Chapitres : 1
Slade Garrett s’étira autant que le permettait l’exiguïté de sa voiture et contempla d’un air perplexe l’édifice de béton et de verre qui surplombait le parking. Dans le soleil déclinant de ce milieu d’après-midi, les innombrables fenêtres s’ornaient chacune d’un arc-en-ciel. Les yeux plissés, il se passa la main sur le visage. Sa barbe, en un sens, lui manquait. Ces derniers temps, il ne s’était pas beaucoup pomponné, c’était le moins que l’on pouvait en dire. Là où il se trouvait, il en avait perdu le goût. Mais il s’était quand même rasé et douché avant de monter dans l’avion du retour.
Et il était venu le plus vite possible.
Ce n’était pas la meilleure idée de sa vie, mais c’était cette idée-là qui l’avait soutenu depuis, combien ? Huit, neuf mois ? Elle l’avait accompagné comme son ombre, ou plutôt comme une lumière, parmi les atrocités qu’il lui avait fallu voir, et dont il avait rendu compte à ses lecteurs pour qu’ils s’en repaissent au petit déjeuner.
Parfois, il avait eu l’impression de débarquer au milieu d’un film d’horreur — sauf qu’il n’y avait eu personne pour crier : « Coupez ! » C’était dans ces moments-là que l’idée de revoir Sheila lui avait donné la force de continuer. L’avait empêché de devenir fou. Elle, plus que tout, l’avait retenu de céder au découragement, à mesure que les télégrammes arrivaient, lui demandant de se rendre dans un nouveau pays où les gens n’avaient ni nourriture ni toit.
C’était son métier. A une certaine époque, il l’avait aimé. Maintenant, il n’en était plus sûr. Du reste, il n’était plus sûr de rien, si ce n’est qu’il fallait qu’il revoie Sheila, fût-ce une fois.
Voilà pourquoi il était là.
Nerveux, crispé, il porta machinalement la main à la poche de sa chemise et étouffa un juron. Il s’étonna qu’après cinq mois il fût toujours surpris de ne rien y trouver. Il avait curieusement décidé d’arrêter de fumer au beau milieu d’un conflit — ainsi nommé parce que certaines tueries sont si insignifiantes que personne ne songerait à les honorer du titre de guerre.
Le tabac est, de toutes les mauvaises habitudes, la plus difficile à perdre. S’en sevrer brutalise le corps et l’esprit. Slade s’y était astreint parce qu’il ne voulait plus être esclave de quoi que ce soit. La seule chose à laquelle il accordait une relative suprématie sur sa liberté était son propre code d’honneur. A part cela, rien ne devait avoir barre sur lui. Quand il s’était retrouvé, un matin, en train de tendre la main vers son paquet de cigarettes avant même d’être complètement réveillé, il avait compris que le temps était venu d’arrêter. De toutes les fibres de son être, il refusait d’être prisonnier d’un besoin.
Et maintenant, que diable faisait-il ici, les yeux braqués sur l’immeuble où elle devait se trouver, une demi-heure à peine après avoir débarqué de l’avion ?

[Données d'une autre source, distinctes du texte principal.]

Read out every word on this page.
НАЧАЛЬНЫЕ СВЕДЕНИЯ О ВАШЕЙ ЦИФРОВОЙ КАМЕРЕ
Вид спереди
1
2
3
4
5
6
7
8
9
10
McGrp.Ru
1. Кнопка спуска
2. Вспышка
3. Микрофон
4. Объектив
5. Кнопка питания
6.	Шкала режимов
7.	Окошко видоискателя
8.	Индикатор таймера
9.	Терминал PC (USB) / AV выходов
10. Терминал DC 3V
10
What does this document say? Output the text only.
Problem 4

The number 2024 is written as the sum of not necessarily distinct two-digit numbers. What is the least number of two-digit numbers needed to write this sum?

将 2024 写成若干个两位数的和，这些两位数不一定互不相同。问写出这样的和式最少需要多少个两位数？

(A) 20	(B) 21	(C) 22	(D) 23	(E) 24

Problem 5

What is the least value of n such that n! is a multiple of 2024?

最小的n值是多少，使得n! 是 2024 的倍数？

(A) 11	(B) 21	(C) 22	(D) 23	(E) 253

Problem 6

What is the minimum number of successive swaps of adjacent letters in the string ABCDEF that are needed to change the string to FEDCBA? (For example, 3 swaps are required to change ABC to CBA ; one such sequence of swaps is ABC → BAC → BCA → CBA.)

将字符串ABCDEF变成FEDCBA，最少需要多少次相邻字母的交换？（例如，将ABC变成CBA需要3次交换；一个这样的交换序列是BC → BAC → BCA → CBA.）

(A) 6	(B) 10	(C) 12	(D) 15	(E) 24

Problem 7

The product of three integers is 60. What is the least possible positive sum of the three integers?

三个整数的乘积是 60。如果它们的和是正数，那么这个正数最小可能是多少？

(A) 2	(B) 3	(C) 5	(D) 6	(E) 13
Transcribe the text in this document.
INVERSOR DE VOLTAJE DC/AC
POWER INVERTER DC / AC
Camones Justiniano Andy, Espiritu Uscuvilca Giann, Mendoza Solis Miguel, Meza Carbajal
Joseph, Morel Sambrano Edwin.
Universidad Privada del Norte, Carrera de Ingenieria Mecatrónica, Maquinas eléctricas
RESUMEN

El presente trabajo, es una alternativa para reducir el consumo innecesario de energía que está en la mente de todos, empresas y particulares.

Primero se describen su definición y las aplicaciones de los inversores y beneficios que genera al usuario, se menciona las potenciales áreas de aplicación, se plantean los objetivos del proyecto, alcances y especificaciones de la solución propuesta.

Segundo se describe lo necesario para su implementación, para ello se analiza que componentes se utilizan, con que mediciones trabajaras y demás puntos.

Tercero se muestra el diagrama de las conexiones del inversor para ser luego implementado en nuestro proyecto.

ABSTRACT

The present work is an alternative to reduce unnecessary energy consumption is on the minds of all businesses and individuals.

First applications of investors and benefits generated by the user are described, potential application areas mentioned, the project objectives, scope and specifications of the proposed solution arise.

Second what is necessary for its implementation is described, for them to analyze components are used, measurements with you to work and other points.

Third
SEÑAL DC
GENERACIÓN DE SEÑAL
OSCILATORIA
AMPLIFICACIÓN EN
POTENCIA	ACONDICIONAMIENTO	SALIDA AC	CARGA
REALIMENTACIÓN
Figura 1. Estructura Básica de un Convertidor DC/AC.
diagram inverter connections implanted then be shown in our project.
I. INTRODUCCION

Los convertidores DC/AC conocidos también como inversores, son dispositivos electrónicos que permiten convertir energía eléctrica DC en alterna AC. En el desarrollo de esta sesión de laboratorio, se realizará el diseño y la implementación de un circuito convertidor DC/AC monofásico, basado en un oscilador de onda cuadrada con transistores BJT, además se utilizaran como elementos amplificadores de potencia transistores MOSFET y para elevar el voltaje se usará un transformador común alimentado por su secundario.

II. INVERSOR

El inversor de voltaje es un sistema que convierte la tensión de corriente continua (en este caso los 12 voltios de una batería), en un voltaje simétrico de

Il voulait se prouver une fois de plus que rien n’avait pas barre sur lui, pas même le plus beau des rêves.
Du moins, l’espérait-il.
Il n’aurait qu’à la revoir pour constater qu’elle n’était qu’une femme comme les autres et que le reste n’était qu’un mirage, une illusion embellie par le temps, la distance et les circonstances. Et, aussitôt, il recouvrerait sa liberté d’esprit. C’était aussi simple que cela. Enfin, en théorie.
Ils n’avaient eu droit qu’à une seule nuit d’amour. Tout venait de là. S’il avait pu la fréquenter régulièrement pendant un certain temps, Sheila serait désormais de l’histoire ancienne, comme les autres femmes qu’il avait connues, au lieu de s’être métamorphosée en cette vision enchanteresse qui l’avait accompagné à l’autre bout du monde.
Enchanteresse et obsédante. Voilà pourquoi il fallait qu’il s’en débarrasse. Pour redevenir l’homme que, selon lui, il n’aurait jamais dû cesser d’être : un voyageur sans bagages.
Slade baissa la vitre de sa portière et prit une profonde inspiration. Nichées dans les buissons qui encadraient le parking, des fleurs blanches exhalaient des senteurs sucrées.